We are inching closer by the day to opening our borders again after a long shutdown due to the Covid-19 pandemic. But we also know that the pandemic and its threats are still around. Many countries are fighting a new surge of the virus which reportedly is more infectious than the variants we have seen so far.
Wuhan, China, known around the world in early 2020 as the first place scientists detected the new coronavirus—the first city to be put under harsh restrictive measures—is under strict lockdown again.
There was a time when such troubles could easily be kept at bay. Not anymore. The world has shrunk so much since them. Greater connectivity, today, bring to our doors blessings and bane both. Hardly has Covid-19 left us and a new problem has us looking for more safety measures.

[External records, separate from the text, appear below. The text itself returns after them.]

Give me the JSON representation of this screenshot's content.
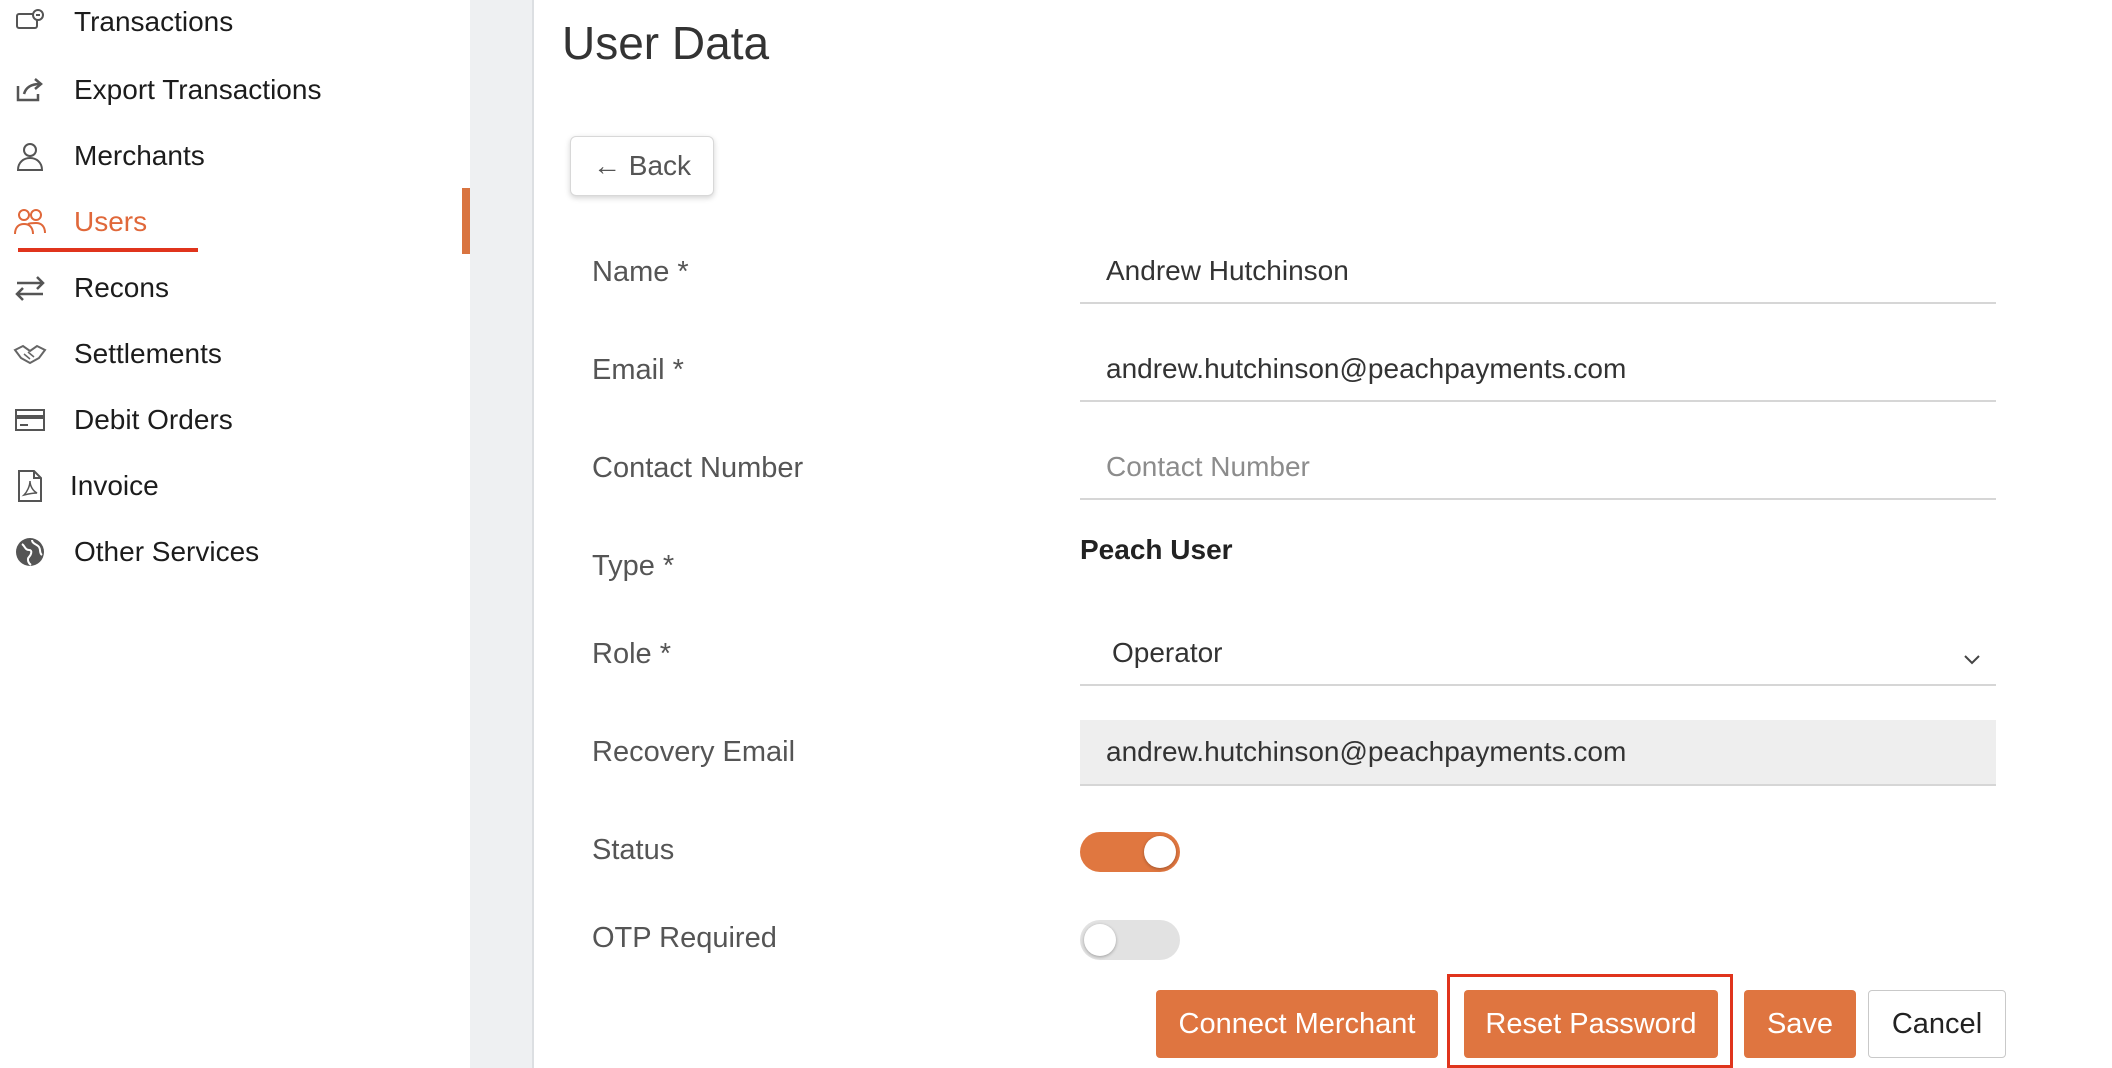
{
  "sidebar": {
    "items": [
      {
        "label": "Transactions",
        "icon": "transactions-icon"
      },
      {
        "label": "Export Transactions",
        "icon": "export-icon"
      },
      {
        "label": "Merchants",
        "icon": "merchant-icon"
      },
      {
        "label": "Users",
        "icon": "users-icon",
        "active": true
      },
      {
        "label": "Recons",
        "icon": "arrows-swap-icon"
      },
      {
        "label": "Settlements",
        "icon": "handshake-icon"
      },
      {
        "label": "Debit Orders",
        "icon": "card-icon"
      },
      {
        "label": "Invoice",
        "icon": "pdf-icon"
      },
      {
        "label": "Other Services",
        "icon": "globe-icon"
      }
    ]
  },
  "main": {
    "title": "User Data",
    "back_label": "← Back",
    "form": {
      "name_label": "Name *",
      "name_value": "Andrew Hutchinson",
      "email_label": "Email *",
      "email_value": "andrew.hutchinson@peachpayments.com",
      "contact_label": "Contact Number",
      "contact_placeholder": "Contact Number",
      "type_label": "Type *",
      "type_value": "Peach User",
      "role_label": "Role *",
      "role_value": "Operator",
      "recovery_label": "Recovery Email",
      "recovery_value": "andrew.hutchinson@peachpayments.com",
      "status_label": "Status",
      "status_on": true,
      "otp_label": "OTP Required",
      "otp_on": false
    },
    "actions": {
      "connect_merchant": "Connect Merchant",
      "reset_password": "Reset Password",
      "save": "Save",
      "cancel": "Cancel"
    }
  },
  "colors": {
    "accent": "#df7540",
    "highlight": "#e0341c"
  }
}
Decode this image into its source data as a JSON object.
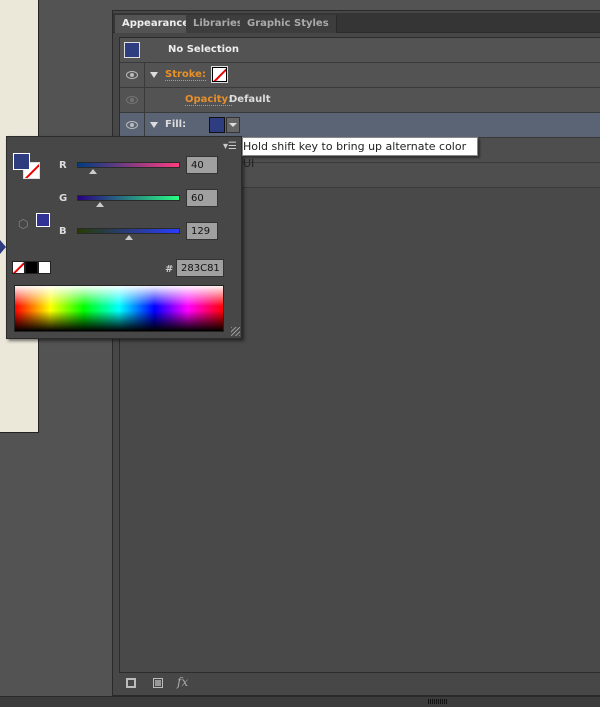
{
  "panel": {
    "tabs": [
      {
        "label": "Appearance"
      },
      {
        "label": "Libraries"
      },
      {
        "label": "Graphic Styles"
      }
    ],
    "header": "No Selection",
    "rows": {
      "stroke": "Stroke:",
      "opacity_label": "Opacity:",
      "opacity_value": "Default",
      "fill": "Fill:"
    }
  },
  "tooltip": "Hold shift key to bring up alternate color UI",
  "picker": {
    "channels": [
      {
        "label": "R",
        "value": "40",
        "fraction": 0.157
      },
      {
        "label": "G",
        "value": "60",
        "fraction": 0.235
      },
      {
        "label": "B",
        "value": "129",
        "fraction": 0.506
      }
    ],
    "hash": "#",
    "hex": "283C81"
  },
  "colors": {
    "fill": "#283C81",
    "accent": "#e8902a"
  },
  "footer": {
    "fx": "fx"
  }
}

Monkeypox, a disease of global public health importance, is around the corner. Although endemic mostly in central and western Africa, cases are increasingly being reported from non-endemic countries. The World Health Organization has already declared monkeypox a global health emergency and is calling for a co-ordinated international response.
Should we be worried about the global outbreak of monkeypox? Of course, we should be. India has already reported cases of monkeypox.
Monkeypox is a zoonosis, an extremely rare disease transmitted from animals to humans; it is recognised as a much less severe cousin of smallpox. WHO says that the situation is evolving; as surveillance expands, more cases are expected from more non-endemic countries.
Usually self-limiting, studies have shown that monkeypox may be severe in some individuals, such as children, pregnant women, or persons with health conditions.
Surveillance and rapid identification of new cases will be critically important because prevention, always, is better than cure.
What we know is that infected persons are the most significant risk factor, which is why raising awareness about risk factors and educating people about prevention measures will go a long way in reducing exposure to the virus.
There is, as yet, no proven treatment for the virus infection, but since monkeypox is related to smallpox, the smallpox vaccine is known to also protect against monkeypox, with a greater than 85 percent efficacy, according to some reports.
We also know that the disease is preventable. As with all diseases, there is no better measure than maintaining personal hygiene and care.
It is a big relief to know that the Ministry of Health has already developed monkeypox management guidelines and the surveillance system has been activated.
More than anything else, maintaining good personal hygiene, wearing face mask and being aware of the signs and symptoms of monkeypox such as rash with blisters on the face, hands, feet, body, eyes, mouth or genitals is important. If you have a fever, swollen lymph nodes, headache, muscle ache and backache, don’t wait. Seek health advice immediately.